Sumar proposes creating a regulated fixed-rate mortgage to buy a home | Economy

A regulated mortgage, with completely transparent requirements and conditions, to which anyone who meets those requirements can qualify. That is the idea that Sumar presented this Friday in Congress. It is a financial product that entities should obligatorily offer, in a similar way as happens with the regulated rate for all electricity or gas customers, and with a “competitive” fixed interest compared to variable rates.

The reason, according to Yolanda Díaz’s training, is that Spain has “deficient mortgage regulation.” As a result, the commercialization of credits by banks “makes the variable rate mortgage prevail over the fixed rate mortgage, which translates into higher costs and financial instability for households.” This is demonstrated, according to the text presented this Friday, “in the predominance of variable rate mortgages in the Spanish mortgage market, unlike other large European economies.”

Now that official interest rates are falling again, and with it the Euribor, Sumar believes that banks will take advantage of this to sell more mortgages with changing rates. This “places Spain in an anomalous and vulnerable position in the face of any generalized inflationary process that translates into a restrictive monetary policy response” like the one we have just experienced. In recent years, an average variable mortgage in Spain it became more expensive by about 300 euros per monthalthough the quotas have been loosening for months now.

That is why the proposal points to a fixed rate credit that is based on the 10-year Spanish bond, although with an APR (annual equivalent rate, which measures the real cost of the operation) not less than 1% in the event that This will go down a lot. This choice, explains a person who has participated in the definition of the proposal, is due to the fact that this bond “tends to be placed” below variable interest rates during periods of price stability. This is what happens most of the time and the situation we are heading towards, according to Sumar’s analysis. As the new regulated mortgage would be compatible with other products offered by banks, this would make it “competitive” with the offer of loans with mobile rates. And if the entities have others at a lower invariable rate, clients could study them and take advantage of them.

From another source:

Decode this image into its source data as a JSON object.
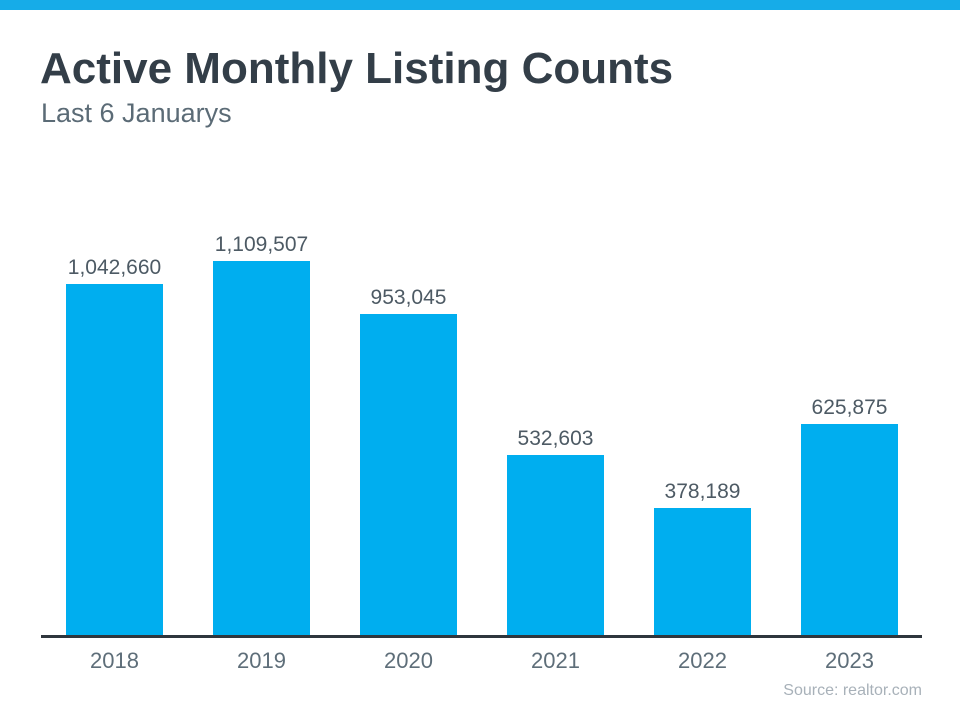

Another advantage that the government’s minority partners see in the financial product they have devised is that it would be totally transparent. Currently, they recall, “the risk profile required for each mortgage offer is unknown, which means that the borrower cannot choose or negotiate, but simply accepts the conditions that are given to him.” In this case, anyone who went to a branch would know that they are entitled to that mortgage if they meet the required solvency profile.

What would be the requirements to request it? Sumar proposes that the borrower have “a stable employment relationship” and that the “maximum limit of the mortgage payment plus the rest of the interest on debts with respect to the mortgagee’s income” does not exceed 40%. That, they point out in the training, is a standard measure used by banks, which usually set that limit “between 35% and 40%.”

In addition, the mortgage would have a maximum term of 360 months (30 years) and would serve to cover a maximum of 80% of the value of the home. The amortization system could be French (the most common in Spain) or German (with decreasing installments) and no opening or cancellation fees would be paid. The idea is that anyone who meets the expected requirements and already has a mortgage could switch to this one.